No one knows the true meaning of the word “neighbor” better than those who live in small-town and rural America, and that truth is revealing itself right here, right now. Neighbors are getting take-out meals from restaurants to help keep them afloat, and in turn restaurants have been finding ways to give back to their communities. Neighbors are checking in on neighbors and volunteering to run errands for those who can’t get out. Neighbors are making masks for health care providers. And on and on and on. Here, everyone’s our neighbor, and that’s going to be the biggest difference-maker in the weeks and months ahead.
This isn’t going to have a “happily ever after” ending for everyone. There is already pain, loss, and sorrow, and there will be more that even good neighbors can’t prevent. But the mark of truly good neighbors is that they will find a way to band together to prevail.
February was indeed the right month to move here. I got to see some of the best this corner of the world has to offer. And that gives me a certain hope that we’ll come out on the other side of this better. Battered, bruised, yes – but better.
We get enough of the dire news from national outlets, and it’s our job to report on the local angles of that as well. It’s something we take seriously.

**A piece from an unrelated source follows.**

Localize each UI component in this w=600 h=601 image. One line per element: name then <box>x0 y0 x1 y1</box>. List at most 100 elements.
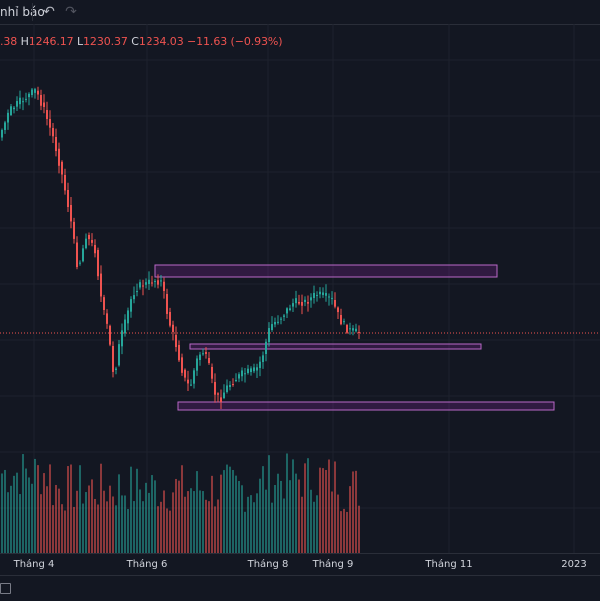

But we also want to give you stories of good news, and since we don’t get to see much of you face-to-face right now, I’d like to invite you to touch base with us with ideas. I’m on Facebook under the name David Colburn Timberjay -- feel free to send me a friend request or drop a note to me there. We also have the Timberjay Facebook page, and we’re always happy to get your calls and emails at the office.
I won’t promise we’ll do a story on every suggestion we get. We can’t. Some things make good little anecdotes to share among friends but don’t lend themselves to a full story in the paper. Sometime people throw up the “modesty wall,” as I like to call it: I ask for an interview, and they reply with, “Oh, no, I don’t want to make a big deal of myself, goodbye.” So many great stories left untold that way.
But I can promise this: I’ll listen to what you have to share. It’s one neighborly thing I can do for my new neighbors.